Sub prime ruminations (Part 2)
Posted by Arun Uday on January 15, 2008
Discovered how hard it is to get back to writing after a long break. Hence, the second part of the post on this topic comes after a while. However, developments in the past week have provided the ideal backdrop for this piece. Tata’s launch of the “world’s cheapest car”, Nano and Citigroup and Merrill Lynch hinting at taking larger subprime writeoffs and selling stakes to Middle Eastern and Chinese investors to bail them out of their crises are in my view, not just one off phenomena, but a pointer to a larger reality that is currently unfolding, which is - the shift in the world’s epicenter of economic activity away from the US.
In part 1, I discussed how the financial markets were becoming increasingly more complex, and hence, in many ways it is becoming harder to read the “financial dials” and gauge where the ship is headed. As a result, business leaders could end up steering it one way, while the undercurrents may actually be pulling them in the opposite direction. And the farther they pull apart, the harder it becomes to move further, finally resulting in a snap such as a price correction or a burst bubble. Continuing on that theme, I foresee that the dominance of the US as the preeminent global economic powerhouse is likely to weaken significantly in coming times (though it may not completely end any time soon). The reason for that is not simply because “China and India are growing fast and US is not”. Nor is it linked to such short term phenomena as the slowdown we are currently witnessing (though these are important evidences of this prognosis). Rather, it is linked to something deeper, which is - the compounding effect of
a) A decreased ability on US’ part to competitively produce goods/services that other economies are willing to purchase (ideally at premium prices) and
b) Gradual sell off of valuable assets to compensate for shortfall in income (arising from ever increasing consumption that is oblivious to realities connected with point (a)).

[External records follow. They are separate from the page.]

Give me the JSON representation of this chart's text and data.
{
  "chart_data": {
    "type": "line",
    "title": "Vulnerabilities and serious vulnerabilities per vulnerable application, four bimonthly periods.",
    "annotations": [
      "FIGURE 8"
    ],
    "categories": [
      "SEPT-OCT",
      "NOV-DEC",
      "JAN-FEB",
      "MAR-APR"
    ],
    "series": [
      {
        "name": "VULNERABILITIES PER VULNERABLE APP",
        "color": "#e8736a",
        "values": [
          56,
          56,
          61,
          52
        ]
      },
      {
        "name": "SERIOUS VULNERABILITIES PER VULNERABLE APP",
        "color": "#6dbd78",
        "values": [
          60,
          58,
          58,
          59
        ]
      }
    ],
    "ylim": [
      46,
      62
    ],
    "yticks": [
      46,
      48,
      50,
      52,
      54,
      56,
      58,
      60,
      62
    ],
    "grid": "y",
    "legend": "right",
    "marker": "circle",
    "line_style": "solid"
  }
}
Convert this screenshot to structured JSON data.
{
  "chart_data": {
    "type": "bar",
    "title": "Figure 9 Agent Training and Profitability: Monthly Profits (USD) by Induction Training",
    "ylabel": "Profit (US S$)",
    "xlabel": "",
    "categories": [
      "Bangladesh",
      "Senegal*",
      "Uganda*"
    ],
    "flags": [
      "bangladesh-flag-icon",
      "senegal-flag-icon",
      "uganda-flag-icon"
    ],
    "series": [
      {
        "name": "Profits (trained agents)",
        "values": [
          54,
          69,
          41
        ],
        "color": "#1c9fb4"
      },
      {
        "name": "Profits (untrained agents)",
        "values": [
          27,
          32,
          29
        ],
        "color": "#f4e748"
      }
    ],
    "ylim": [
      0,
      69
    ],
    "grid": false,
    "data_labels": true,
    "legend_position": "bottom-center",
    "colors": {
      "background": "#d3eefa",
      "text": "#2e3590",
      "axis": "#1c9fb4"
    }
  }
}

This can’t be captured any better than the “Wizard of Omaha”, Warren Buffet, who foresaw this coming a while back in 2003 in this article. In one large industry after another, we have seen that the competetiveness of the US has been gradually waning and other competitors have been able to play catch up over time and have now attained a position whereby they are able to produce goods that are cheaper and better (Tata Nano as a case in point). Automobiles, consumer electronics, hardware, software - in each of these industries, we are seeing this happen. Innovations such as the iPod have been few and far between and unless entirely new industries which trigger fresh waves of innovation germinate, the US will find that for the rest of the more matured lot of industries, the odds of domination are stacked against it (owing mainly to the inherent cost structure of its economy). Consequently, at some point, there will be a painful realignment of the economy (such as a massive plunge in the value of the dollar), which will force it to cut its consumption levels thereby resulting in an economic shrinkage. That’s not all. What’s worse is in the meanwhile, in order to support its unrealistic consumption levels, it is also beginning to sell off its assets to outside investors with the effect that outside investors now own more assets (such as Citi or ML) in the US than US investors own outside. In short, the further US’ synthetic reality pulls away from its fundamental reality, the hollower its economy becomes and weaker it will be in the event of a snap. And the sooner this situation is rectified, the better for them and perhaps the rest of us as well.